Gentlemen, Start Your Webers:
High on my list of desert island books is Francis Mallman’s “Seven Fires: Grilling the Argentine Way”.
By Tom McDermott
Francis Mallmann’s Chimichurri
1. Bring water to a boil in a small saucepan. Add the salt, stir until dissolved. Remove from heat, and allow to cool.
2. Mince the garlic very finely, and put in a medium bowl. Mince the parsley and oregano, and add to the garlic, along with the red-pepper flakes.
3. Whisk in the red-wine vinegar, then the olive oil. Whisk in the salted water.
4. Transfer to a jar with a tight-fitting lid. Refrigerate, allowing the flavors to mingle for at least a day. Serve with grilled meats.
High on my list of desert island books is Francis Mallman’s “Seven Fires: Grilling the Argentine Way”. I keep a copy close-by, on the ottoman in front of my favorite chair near the fireplace, my own little island. Also, it is not far from my Weber kettle grill in the yard.
If you are in the market for a Father’s Day present, get him a copy of “Seven Fires”, even if he doesn’t like to grill or cook. Mallmann was smart enough to enlist his friend, outdoors writer Peter Kaminsky, as an accomplice; consequently the book transcends being just a cookbook. Through text and great photographs, we learn how to fire up our lives along with the wood.
And, as good as things might be for dad, trust me, he has his dreams about how they might be even better.
In the off-seasons for his restaurants in Argentina and Punta del Este, Uruguay, Mallmann, who was already a superior chef, kept training in the great kitchens of Europe. But, after serving French food for the wealthy as the toast of Buenos Aires for years, he decided to turn his own dreams into reality, documented by “Seven Fires”.
Fortunately for us, Mallmann is sensitive to the fact that pure Nuevo Andean or Patagonian-style outdoor cooking is impractical for most cooks. We need to rely on charcoal grills, barbecue pits, and indoor ovens or skillets. The recipes and narrative adapt wood fire technique to city and suburban living.
In North America, the best cooking hardwoods are oak, maple, hickory, and birch, as well as fruit tree wood, which adds a whiff of flavor. Softwoods like ash, pines, and firs don’t make the cut.
But, before anyone runs for the hills out of fear that dear old dad – or you –might burn down the house, for our purposes, we are talking about hardwood lump charcoal, not wood or the briquettes you see in the grocery store. Crisfield’s in Rye stocks Royal Oak. My own favorite is non-sparking Wicked Good charcoal (Yankee fans, please forgive the choice) from Maine. Two 22 –pound Weekend Warrior bags are $27.50, plus shipping.

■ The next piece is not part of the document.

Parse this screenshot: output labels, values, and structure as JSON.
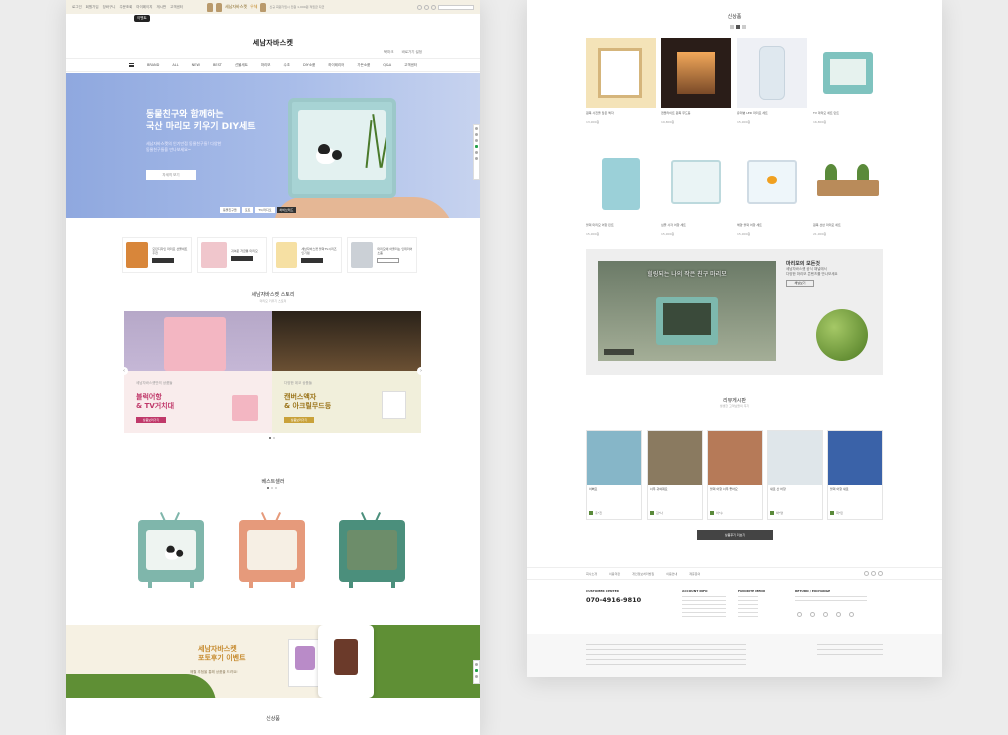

Dad’s charcoal grill might even closely resemble a parilla, a cast iron barbecue grate set over hot coals; indoors, you can also substitute a deep-rigged cast-iron grill pan. Some of us might be able to replicate a chapa or flat piece of cast iron set over a fire by using a cast iron skillet on a barbecue grate, or indoors on a stovetop.
Hungry yet? Good, let’s get to my favorite Mallmann recipes.
First, despite believing that we already know how to cook a perfect steak, Mallmann will inspire even better results. So, when Mallmann tells us how to move rib eye on a grill – very little – we nod our heads; says to use a medium hot fire and when to turn it over, we do it. Then, we grab our platters, steak knives, and forks. Forget the Peter Luger sauce!
Also, do not be put off by the title 7½ Hour Lamb Malbec with rosemary and lemon. I consistently slow-cooked/smoked legs of lamb to near perfection in far less time using a Weber and an oven.
We saved the best for last: chimichurri, a concoction of oregano, garlic, parsley, pepper flakes, etc. for which you will write me many letters of thanks. I prefer to chop fresh herbs, but my Argentine friend Carlos Albarracin swears by the dry method (honestly, he makes an excelente chimi). Either way, we win.
Gentlemen, Ladies, start your fires! And, keep a spray bottle nearby, please.